Ghana has recently experienced a significant outbreak of Lassa Fever, a severe and often fatal hemorrhagic illness caused by the Lassa virus. This report provides an extensive analysis of the outbreak and the efforts taken by the government and health authorities to manage and contain the spread of the disease.
On February 24, 2023, the Ghana Health Service (GHS) confirmed two cases of Lassa Fever in the Greater Accra Region, bringing the total number of cases to 27. The Director General of the GHS, Dr. Patrick Kuma-Aboagye, released a statement detailing the situation following the lapse of the 42-day maximum follow-up period recommended by the World Health Organisation (WHO), since the last confirmed case was discharged on March 10, 2023.
The first confirmed case was a female trader residing in Accra. She was admitted to Korle-Bu Teaching Hospital (KBTH) with symptoms of difficulty in breathing and general rashes, as well as bloody stools. Unfortunately, the patient passed away within five hours of admission. The second confirmed case was a female healthcare worker who had come into contact with the first case. She was treated and subsequently discharged from the Ghana Infectious Disease Centre (GIDC). The last confirmed case was also managed at the GIDC and discharged on March 10, 2023.
In response to the outbreak, the National Public Health Emergency Operations Centre (PHEOC) was activated to coordinate response activities and provide direction. Additionally, the Greater Accra Regional and District Public Health Emergency Management Committees (PHEMCs) were activated to coordinate the response at regional and district levels.
Public Health Advisory:
The GHS has issued a public advisory encouraging individuals to reduce the risk of disease transmission from wildlife, particularly rats, to humans. The advisory recommends storing leftover food properly, maintaining cleanliness in homes and kitchens, and avoiding direct or close contact with persons suspected of having Lassa Fever or any other infectious disease.

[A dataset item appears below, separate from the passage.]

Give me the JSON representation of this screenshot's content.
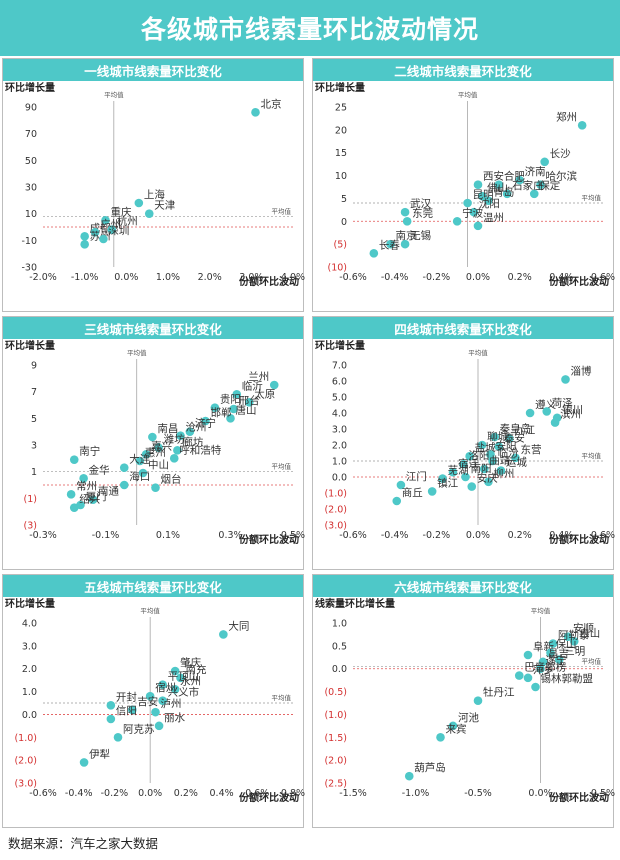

The statement also urges the public to practice regular hand washing after visiting patients in health facilities, before eating, and after using the toilet to prevent infections. Health workers are also advised to strictly adhere to universal infection prevention and control measures, including wearing gloves and other appropriate personal protective equipment while caring for patients.
The GHS is working in collaboration with local government authorities and the Wildlife Division to depopulate rats in marketplaces to prevent future Lassa Fever outbreaks. The government of Ghana and its development partners, through the Ministry of Health (MoH), are supporting the GHS and other MoH agencies in building a resilient health system capable of withstanding future outbreaks.
The public is urged to report to the nearest health facility promptly if they feel unwell for proper medical attention. The GHS and other relevant authorities are working tirelessly to ensure the containment of the Lassa Fever outbreak and to strengthen the health system’s ability to manage and prevent future outbreaks.